W inwestycyjnym dołku
Za niską wartość głównego wskaźnika odpowiadają przede wszystkim oceny planowanych inwestycji. Tylko 21,1 proc. przedsiębiorców spodziewa się ich wzrostu, podobnie jak kwartał wcześniej (21,2 proc.) i tylko nieco więcej niż na początku roku (18,3 proc.). Więcej zarządzających firmami obawia się spadku inwestycji (28,2 proc.), co również miało miejsce w dwóch poprzednich kwartałach. Eksperci EFL zwracają uwagę, że tak słabych prognoz i długo trwającego inwestycyjnego pesymizmu nie było od początku realizacji badania.
Największymi pesymistami są najmniejsze firmy zatrudniające do 9 osób, wśród których ponad 31 proc. obawia się spadku inwestycji, a tylko niecałe 18 proc. liczy na ich wzrost. W przypadku małych firm liczących od 10 do 49 pracowników, niecałe 31 proc. zapytanych wskazało na spadek inwestycji, a 19 proc. na ich wzrost. Największymi optymistami są średnie firmy, wśród których więcej przedsiębiorców planuje zwiększenie inwestycji niż ich zmniejszenie (28 proc. vs. 21 proc.).
Warto dodać, że największa część MŚP nie spodziewa się żadnych zmian w obszarze inwestycji (42,7 proc.).

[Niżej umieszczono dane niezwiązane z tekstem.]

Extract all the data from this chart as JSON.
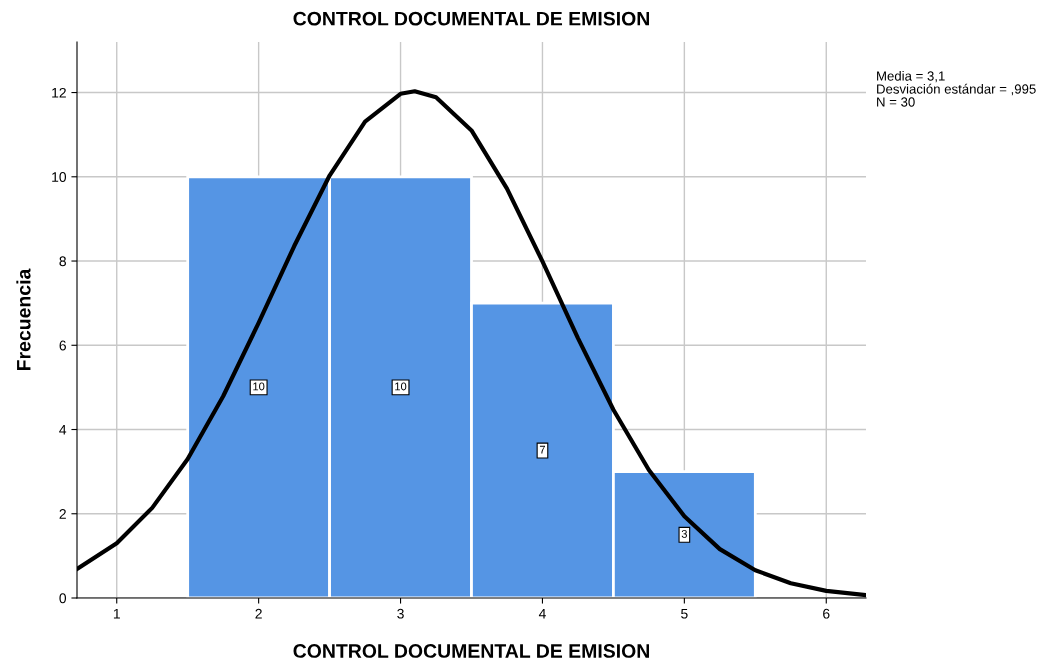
{
  "chart_data": {
    "type": "histogram",
    "title": "CONTROL DOCUMENTAL DE EMISION",
    "xlabel": "CONTROL DOCUMENTAL DE EMISION",
    "ylabel": "Frecuencia",
    "bins": [
      1.5,
      2.5,
      3.5,
      4.5,
      5.5
    ],
    "values": [
      10,
      10,
      7,
      3
    ],
    "color": "#5595e4",
    "value_labels": [
      "10",
      "10",
      "7",
      "3"
    ],
    "series": [
      {
        "type": "line",
        "color": "#000000",
        "x": [
          0.72,
          1.0,
          1.25,
          1.5,
          1.75,
          2.0,
          2.25,
          2.5,
          2.75,
          3.0,
          3.1,
          3.25,
          3.5,
          3.75,
          4.0,
          4.25,
          4.5,
          4.75,
          5.0,
          5.25,
          5.5,
          5.75,
          6.0,
          6.28
        ],
        "values": [
          0.69,
          1.3,
          2.14,
          3.3,
          4.79,
          6.53,
          8.35,
          10.03,
          11.31,
          11.97,
          12.03,
          11.89,
          11.1,
          9.72,
          7.99,
          6.17,
          4.47,
          3.04,
          1.94,
          1.16,
          0.66,
          0.35,
          0.17,
          0.07
        ]
      }
    ],
    "annotations": [
      "Media = 3,1",
      "Desviación estándar = ,995",
      "N = 30"
    ],
    "xlim": [
      0.72,
      6.28
    ],
    "ylim": [
      0,
      13.2
    ],
    "xticks": [
      1,
      2,
      3,
      4,
      5,
      6
    ],
    "yticks": [
      0,
      2,
      4,
      6,
      8,
      10,
      12
    ],
    "grid": true,
    "legend": false
  }
}
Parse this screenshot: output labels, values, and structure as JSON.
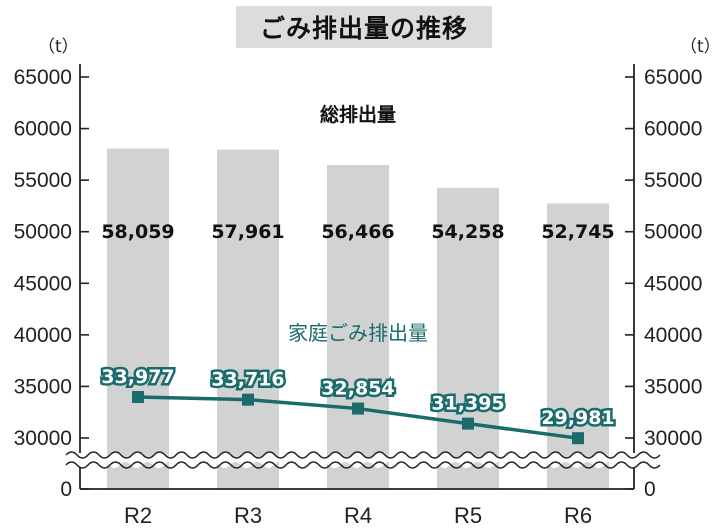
{
  "title": "ごみ排出量の推移",
  "chart_data": {
    "type": "bar",
    "categories": [
      "R2",
      "R3",
      "R4",
      "R5",
      "R6"
    ],
    "ylim": [
      25000,
      65000
    ],
    "yticks": [
      30000,
      35000,
      40000,
      45000,
      50000,
      55000,
      60000,
      65000
    ],
    "y_zero_label": "0",
    "y_axis_break": true,
    "unit_left": "（t）",
    "unit_right": "（t）",
    "series": [
      {
        "name": "総排出量",
        "kind": "bar",
        "values": [
          58059,
          57961,
          56466,
          54258,
          52745
        ],
        "value_labels": [
          "58,059",
          "57,961",
          "56,466",
          "54,258",
          "52,745"
        ]
      },
      {
        "name": "家庭ごみ排出量",
        "kind": "line",
        "values": [
          33977,
          33716,
          32854,
          31395,
          29981
        ],
        "value_labels": [
          "33,977",
          "33,716",
          "32,854",
          "31,395",
          "29,981"
        ]
      }
    ],
    "colors": {
      "bar": "#d2d2d2",
      "line": "#1a6b6b",
      "axis": "#222222"
    },
    "grid": false
  }
}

Sprzedaż nakręca przedsiębiorców
W przypadku oceny poziomu sprzedaży odsetek optymistów spadł, jednak wciąż jest jednym z lepszych wyników w historii pomiarów od roku 2015. Na większe zamówienia liczy 33,4 proc. zapytanych przedsiębiorców, o 6,6 pkt. proc. mniej niż w II kwartale br. Co więcej, wciąż utrzymuje się dosyć duża przewaga optymistów nad pesymistami wynosząca blisko 15 pkt. proc.
Optymizm w kontekście sprzedaży rośnie wraz z wielkością firmy. Największy wykazują firmy średnie – prawie 36 proc. z nich liczy na większe zamówienia, podczas gdy wśród małych ten odsetek wynosi 35 proc., a wśród mikro 30 proc.
W przypadku oceny płynności finansowej odsetek optymistów spadł o ponad 6 pkt. proc. i wyniósł 19 proc. Tym samym zbliżył się do poziomu z trzech pomiarów pomiędzy III kwartałem 2018 roku a I kwartałem tego roku, czyli do przedziału 18-20 proc.
Zmiany w prognozach dotyczących finansowania zewnętrznego pozostają niewielkie od przynajmniej 5 pomiarów , w których odsetek optymistów zawiera się w przedziale 9-12 proc.